KILLEVEY
KILLEVEY, or KILSLEVE, a parish, partly in the barony of LOWER ORIOR, but chiefly in that of UPPER ORIOR, county of ARMAGH, and province of ULSTER. 4 miles (W.) from Newry; containing, exclusively of Carnlough and Meigh, 4259 inhabitants. Including the parishes of Camlough and Meigh (which are described under their own heads) it comprises, according to the Ordnance survey, 28,174 statute acres, of which 4191 are in Lower, and the remainder in Upper Orior. Of these, about 21,440 are arable and pasture, 190 water, and 6300 mountain and bog. The mountain called Slieve Gullion separates this parish from Forkhill, and rises to the height of 1893 feet above the level of the sea. The system of agriculture has been much improved recently. Whinstone and grey granite are extensively worked for building, and porphyry is also found. There is a communication with Lough Neagh by the Newry canal, and the river Bann.

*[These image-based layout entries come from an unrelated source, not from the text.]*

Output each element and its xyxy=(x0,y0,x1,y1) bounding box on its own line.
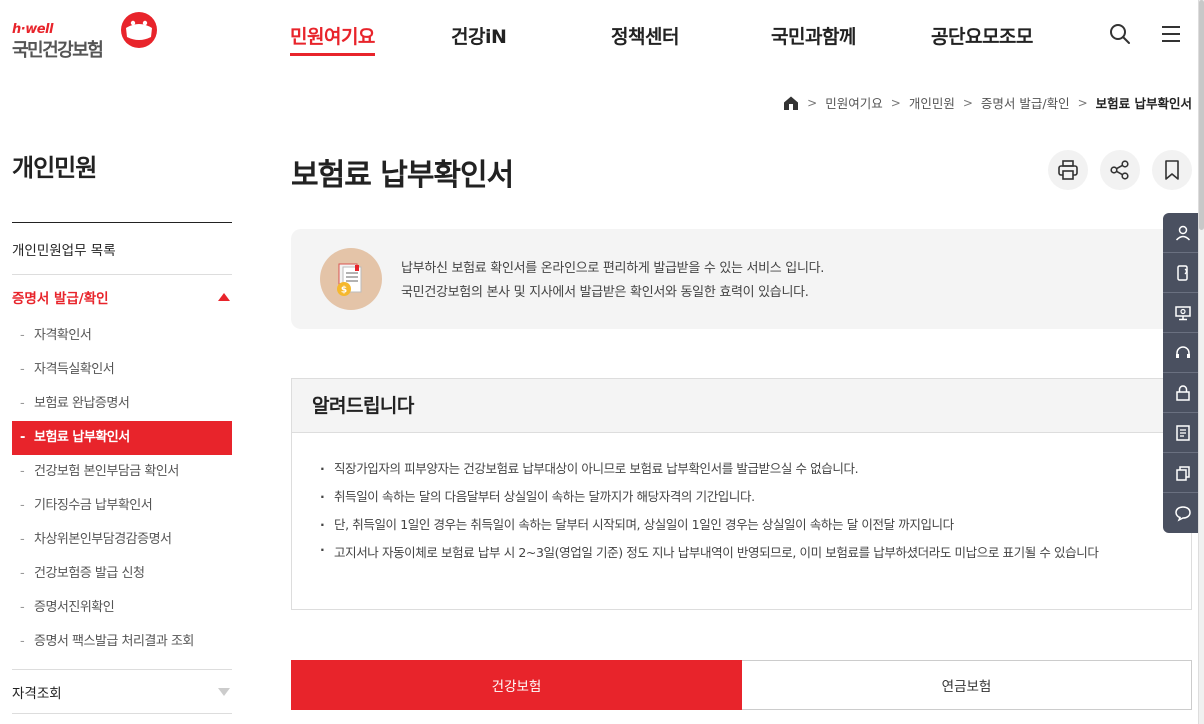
gnb-item-about[interactable]: 공단요모조모 xyxy=(931,22,1033,49)
document-icon xyxy=(1176,424,1190,441)
notice-header: 알려드립니다 xyxy=(292,379,1191,433)
notice-item: 고지서나 자동이체로 보험료 납부 시 2~3일(영업일 기준) 정도 지나 납… xyxy=(320,539,1161,564)
headset-icon xyxy=(1176,345,1190,358)
caret-down-icon xyxy=(218,687,230,696)
print-button[interactable] xyxy=(1048,150,1088,190)
lnb-sub-item[interactable]: - 보험료 완납증명서 xyxy=(12,387,232,421)
gnb-item-minwon[interactable]: 민원여기요 xyxy=(290,22,375,56)
lnb-sub-item[interactable]: - 자격확인서 xyxy=(12,319,232,353)
lnb-sub-item[interactable]: - 기타징수금 납부확인서 xyxy=(12,489,232,523)
quick-monitor-button[interactable] xyxy=(1163,293,1203,333)
notice-title: 알려드립니다 xyxy=(312,395,414,417)
intro-line: 국민건강보험의 본사 및 지사에서 발급받은 확인서와 동일한 효력이 있습니다… xyxy=(401,285,809,300)
user-icon xyxy=(1175,225,1191,241)
breadcrumb-item[interactable]: 증명서 발급/확인 xyxy=(981,93,1070,112)
page-title: 보험료 납부확인서 xyxy=(291,158,514,193)
logo-name: 국민건강보험 xyxy=(12,40,104,61)
quick-copy-button[interactable] xyxy=(1163,453,1203,493)
insurance-tabs: 건강보험 연금보험 xyxy=(291,660,1192,710)
notice-item: 취득일이 속하는 달의 다음달부터 상실일이 속하는 달까지가 해당자격의 기간… xyxy=(320,483,1161,511)
tab-pension-insurance[interactable]: 연금보험 xyxy=(742,661,1191,709)
breadcrumb: > 민원여기요 > 개인민원 > 증명서 발급/확인 > 보험료 납부확인서 xyxy=(783,93,1192,112)
lnb-sub-item[interactable]: - 건강보험 본인부담금 확인서 xyxy=(12,455,232,489)
notice-panel: 알려드립니다 직장가입자의 피부양자는 건강보험료 납부대상이 아니므로 보험료… xyxy=(291,378,1192,610)
vertical-scrollbar[interactable] xyxy=(1199,0,1204,724)
logo-tagline: h·well xyxy=(12,22,53,37)
breadcrumb-current: 보험료 납부확인서 xyxy=(1095,96,1192,111)
lnb-category-certificates[interactable]: 증명서 발급/확인 xyxy=(12,275,232,319)
search-icon[interactable] xyxy=(1108,22,1132,46)
share-icon xyxy=(1110,160,1129,180)
lnb-category-label: 증명서 발급/확인 xyxy=(12,291,109,307)
quick-phone-button[interactable] xyxy=(1163,253,1203,293)
intro-line: 납부하신 보험료 확인서를 온라인으로 편리하게 발급받을 수 있는 서비스 입… xyxy=(401,261,825,276)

The principal seats are Drumbanagher Castle, that of Lieutenant-Colonel Maxwell Close, a handsome residence recently erected in the Italian style, from a design by W. H. Playfair, Esq., of Scotch freestone, and situated in an extensive and richly planted demesne; Killevey Castle, built in the Gothic style, the seat of Powell Foxall, Esq.; and Ballintemple glebe, of the Rev. A. Cleland.
The living is a rectory, in the diocese of Armagh, constituting the corps of the precentorship of Armagh cathedral, and is in the patronage of the Lord-Primate; the tithes, including those of the perpetual curacies of Camlough and Meigh, amount to £1417. 12. 10. This parish, prior to 1773, included the district which has since been formed into the parishes of Camlough and Meigh, and had four churches, situated at Cloughinny, Camlough, Meigh, and Drumbanagher. The church at Drumbanagher was used as the parochial church till 1832, when one was built at Cloughinny, by a grant of £2000 from the late Board of First Fruits: it is a spacious cruciform structure, in the later English style. The glebe comprises 1150 statute acres, which is mostly unimprovable mountain land.
In the R. C. divisions it is partly in the union or district of Forkhill, but chiefly in that of Camlough, and has a chapel at Lispomanon. There are five public schools, in which about 340 children are educated, two of which are principally supported by Colonel and Mrs. Close, and two by Mr. and Mrs. Hall; and one private school, in which about 120 children are educated. Near Drumbanagher Castle are the remains of a very extensive camp, which was the principal rendezvous of the Earl of Tyrone's army in the reign of Elizabeth; and near it is Tuscan's Pass, a most important station in early times, connecting the country of the O'Hanlons with that of the Maginnises. On the summit of Slieve Gullion is a very large cairn, which on recent examination was found to be one of the sepulchral monuments of the ancient Irish, and is supposed to have contained the remains of Cualgne, son of Breogan, a Milesian chieftain, who fell in battle on the plain beneath, and from whom the mountain and the surrounding district most probably derived their name. Near the cairn, and also on the summit of Slieve Gullion, is a pool called the Loch, about 60 yards in diameter, which, together with the cairn, forms the subject of a poem ascribed to Ossian, in which "Fionn-Mac-Cumhall," or Fingal, and his heroes make a conspicuous figure; it is called Laoi-na-Sealga, or "the Chace," and is among the translations of Irish poems by Miss Brooke.